Epidemic typhus has long been common in refugee camps, in times of war, in prisons, and after environmental disasters. Then called the “Hungarian disease,” typhus swept through central and western Europe during the Thirty Years’ War (1618-48); tens of thousands of civilians died in several German and French cities. During some wars in Europe, most famously the Napoleonic wars, typhus killed more soldiers and civilians than did warfare itself, leading some to claim for typhus a key role in history. Weakened from the potato famine and displaced from their communities, many Irish died of typhus in the 1840s. Between two and three million people died of typhus during World War I, primarily Polish, Romanian, and Russian soldiers and civilians; many more would have died had the louse vector not been discovered and delousing practices implemented. Thousands of prisoners in German concentration camps during World War II died of typhus.
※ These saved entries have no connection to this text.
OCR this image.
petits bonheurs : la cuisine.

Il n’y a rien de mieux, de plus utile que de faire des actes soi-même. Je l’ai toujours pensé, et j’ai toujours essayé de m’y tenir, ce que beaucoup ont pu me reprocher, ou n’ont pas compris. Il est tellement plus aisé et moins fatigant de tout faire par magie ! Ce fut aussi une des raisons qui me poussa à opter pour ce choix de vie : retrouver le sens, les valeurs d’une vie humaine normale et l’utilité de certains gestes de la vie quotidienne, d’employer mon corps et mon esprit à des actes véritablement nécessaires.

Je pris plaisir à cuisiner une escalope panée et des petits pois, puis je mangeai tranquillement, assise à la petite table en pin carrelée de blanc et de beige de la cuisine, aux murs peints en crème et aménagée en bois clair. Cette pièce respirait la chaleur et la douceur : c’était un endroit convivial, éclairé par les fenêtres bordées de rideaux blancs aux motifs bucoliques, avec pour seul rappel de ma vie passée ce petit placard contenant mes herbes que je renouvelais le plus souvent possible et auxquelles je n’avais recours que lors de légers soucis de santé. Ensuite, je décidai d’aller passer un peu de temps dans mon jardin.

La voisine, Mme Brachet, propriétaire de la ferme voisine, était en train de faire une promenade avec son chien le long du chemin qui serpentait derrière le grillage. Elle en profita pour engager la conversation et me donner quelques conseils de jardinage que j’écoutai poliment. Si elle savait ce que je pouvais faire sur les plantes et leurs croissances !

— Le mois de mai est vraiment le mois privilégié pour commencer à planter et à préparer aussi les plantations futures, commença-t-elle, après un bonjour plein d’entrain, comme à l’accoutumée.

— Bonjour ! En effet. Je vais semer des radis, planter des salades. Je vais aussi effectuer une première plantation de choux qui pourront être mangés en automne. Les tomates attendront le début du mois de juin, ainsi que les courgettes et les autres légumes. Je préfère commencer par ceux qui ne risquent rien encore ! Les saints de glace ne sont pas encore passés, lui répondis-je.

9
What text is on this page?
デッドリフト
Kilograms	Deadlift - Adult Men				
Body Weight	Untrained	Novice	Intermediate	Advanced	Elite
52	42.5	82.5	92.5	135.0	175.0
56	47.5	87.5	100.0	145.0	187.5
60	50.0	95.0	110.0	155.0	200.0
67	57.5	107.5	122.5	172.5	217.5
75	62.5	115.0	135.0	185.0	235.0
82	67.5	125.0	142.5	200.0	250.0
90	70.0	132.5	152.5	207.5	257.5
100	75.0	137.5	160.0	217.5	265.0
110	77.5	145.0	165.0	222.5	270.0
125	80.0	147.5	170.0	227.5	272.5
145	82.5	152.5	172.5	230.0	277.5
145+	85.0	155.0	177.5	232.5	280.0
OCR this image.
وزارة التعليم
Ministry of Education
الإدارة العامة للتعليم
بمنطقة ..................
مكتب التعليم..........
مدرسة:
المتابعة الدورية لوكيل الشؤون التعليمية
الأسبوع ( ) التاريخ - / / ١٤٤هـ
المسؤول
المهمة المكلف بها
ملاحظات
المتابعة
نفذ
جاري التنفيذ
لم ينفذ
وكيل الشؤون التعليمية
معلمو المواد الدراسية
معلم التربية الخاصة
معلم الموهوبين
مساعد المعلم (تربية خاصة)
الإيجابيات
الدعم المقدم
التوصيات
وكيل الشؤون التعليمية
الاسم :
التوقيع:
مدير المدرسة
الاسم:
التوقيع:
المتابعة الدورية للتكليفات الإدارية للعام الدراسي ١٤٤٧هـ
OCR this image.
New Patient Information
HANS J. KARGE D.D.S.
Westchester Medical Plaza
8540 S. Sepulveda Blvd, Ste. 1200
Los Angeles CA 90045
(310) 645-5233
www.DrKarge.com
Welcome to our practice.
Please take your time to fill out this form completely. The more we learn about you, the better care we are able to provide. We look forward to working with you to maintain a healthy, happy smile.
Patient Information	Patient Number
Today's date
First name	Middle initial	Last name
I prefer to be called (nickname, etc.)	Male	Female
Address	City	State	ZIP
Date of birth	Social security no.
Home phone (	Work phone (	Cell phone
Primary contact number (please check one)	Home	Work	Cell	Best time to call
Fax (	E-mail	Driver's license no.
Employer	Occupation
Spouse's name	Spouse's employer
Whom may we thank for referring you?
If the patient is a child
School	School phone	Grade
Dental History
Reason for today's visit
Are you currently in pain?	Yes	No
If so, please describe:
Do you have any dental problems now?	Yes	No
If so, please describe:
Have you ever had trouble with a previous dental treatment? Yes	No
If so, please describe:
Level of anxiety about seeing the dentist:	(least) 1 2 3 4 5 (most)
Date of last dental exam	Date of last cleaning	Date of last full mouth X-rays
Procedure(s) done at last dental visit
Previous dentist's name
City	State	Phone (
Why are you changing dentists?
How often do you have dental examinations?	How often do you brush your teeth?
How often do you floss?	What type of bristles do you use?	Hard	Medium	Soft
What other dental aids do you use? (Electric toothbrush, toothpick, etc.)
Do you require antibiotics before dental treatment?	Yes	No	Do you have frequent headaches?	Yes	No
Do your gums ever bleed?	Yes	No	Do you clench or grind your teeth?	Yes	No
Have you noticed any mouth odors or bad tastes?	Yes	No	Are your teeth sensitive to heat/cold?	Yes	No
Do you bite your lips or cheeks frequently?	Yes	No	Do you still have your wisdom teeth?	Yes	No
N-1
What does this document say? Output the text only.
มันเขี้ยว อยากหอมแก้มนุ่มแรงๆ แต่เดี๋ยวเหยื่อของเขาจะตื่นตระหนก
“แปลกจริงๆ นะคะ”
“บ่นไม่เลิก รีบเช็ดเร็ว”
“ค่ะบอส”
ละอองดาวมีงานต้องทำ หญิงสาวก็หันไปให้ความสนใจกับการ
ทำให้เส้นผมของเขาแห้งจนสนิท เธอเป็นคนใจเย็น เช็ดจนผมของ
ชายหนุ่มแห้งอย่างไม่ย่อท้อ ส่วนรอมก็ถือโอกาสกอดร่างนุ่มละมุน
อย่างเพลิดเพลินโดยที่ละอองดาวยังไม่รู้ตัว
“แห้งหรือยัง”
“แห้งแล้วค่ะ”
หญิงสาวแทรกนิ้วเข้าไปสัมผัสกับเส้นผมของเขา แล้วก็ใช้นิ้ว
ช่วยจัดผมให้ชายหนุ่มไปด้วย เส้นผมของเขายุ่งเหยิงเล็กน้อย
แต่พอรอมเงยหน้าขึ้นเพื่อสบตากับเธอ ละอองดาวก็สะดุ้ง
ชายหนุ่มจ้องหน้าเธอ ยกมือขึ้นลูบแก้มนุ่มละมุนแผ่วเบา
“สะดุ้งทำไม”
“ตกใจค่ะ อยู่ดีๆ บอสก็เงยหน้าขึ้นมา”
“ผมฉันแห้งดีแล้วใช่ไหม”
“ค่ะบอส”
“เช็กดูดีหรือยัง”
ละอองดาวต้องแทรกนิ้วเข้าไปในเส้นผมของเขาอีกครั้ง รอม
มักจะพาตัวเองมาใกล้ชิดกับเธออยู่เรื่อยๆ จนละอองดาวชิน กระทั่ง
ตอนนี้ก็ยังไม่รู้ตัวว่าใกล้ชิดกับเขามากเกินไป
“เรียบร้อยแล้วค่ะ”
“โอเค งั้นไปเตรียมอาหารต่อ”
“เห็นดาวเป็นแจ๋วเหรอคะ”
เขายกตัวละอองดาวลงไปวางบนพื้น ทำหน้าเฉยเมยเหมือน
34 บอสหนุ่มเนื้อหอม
Campaigns to prevent or eradicate typhus helped cement the role of DDT as a public health tool. Allied forces used DDT to kill lice during typhus outbreaks in Naples, Italy, in 1943. The exposure of residents to DDT on their clothing and skin has been cited as evidence of the chemical’s safety. The threat of murine typhus has also spurred public health agencies to initiate rodent control campaigns. Laborers in Depression-era work-relief programs in the United States killed millions of rats in Georgia, Mississippi, and Texas in an effort to stop the spread of murine typhus and prevent more infected rats from entering the country via seaports. Murine typhus persists in low levels throughout much of the southern United States.
Today, typhus may be treated with antibiotics, most effectively in murine typhus but also with considerable success in epidemic typhus. A vaccine for typhus has also been used to protect vulnerable populations. In recent years, however, epidemic typhus has appeared in refugee camps following wars or disasters when public health aid is unavailable or limited. International public health observers and disease surveillance agencies suspect that recent civil unrest, refugee movements, and environmental disasters have set the stage for increasingly severe typhus epidemics to reemerge among vulnerable populations. Some epidemiologists believe that louse infestations are increasing worldwide as a result of a web of deteriorating social, political, economic, and environmental conditions.
Poor hygiene in refugee camps presents the greatest concern, and high percentages of lice found there carry the Rickettsia that causes epidemic typhus. Since the 1970s, refugee camps in central and eastern Africa have suffered the most severe outbreaks of epidemic typhus. During the 1990s thousands of refugees in Rwanda, Burundi, and what was then Zaire suffered typhus epidemics. In 1997 Burundi experienced the largest typhus epidemic since World War II, with 24,000 cases. The World Health Organization and other public health groups controlled the outbreak by treating patients with the antibiotic doxycycline. Since 1995 smaller outbreaks have also been reported in Russia, Peru, and Algeria.
Bibliography:
- Pierre-Edouard Fournier et , “Human Pathogens in Body and Head Lice,” Emerging Infectious Diseases (v.12, December 2002);
- William H. McNeill, Plagues and Peoples (Random House, 1976);
- Raoult and V. Roux, “The Body Louse as a Vector of Reemerging Human Diseases,” Clinical Infectious Diseases (v.29, October 1999);
- Hans Zinsser, Rats, Lice, and History (Little, Brown, 1934).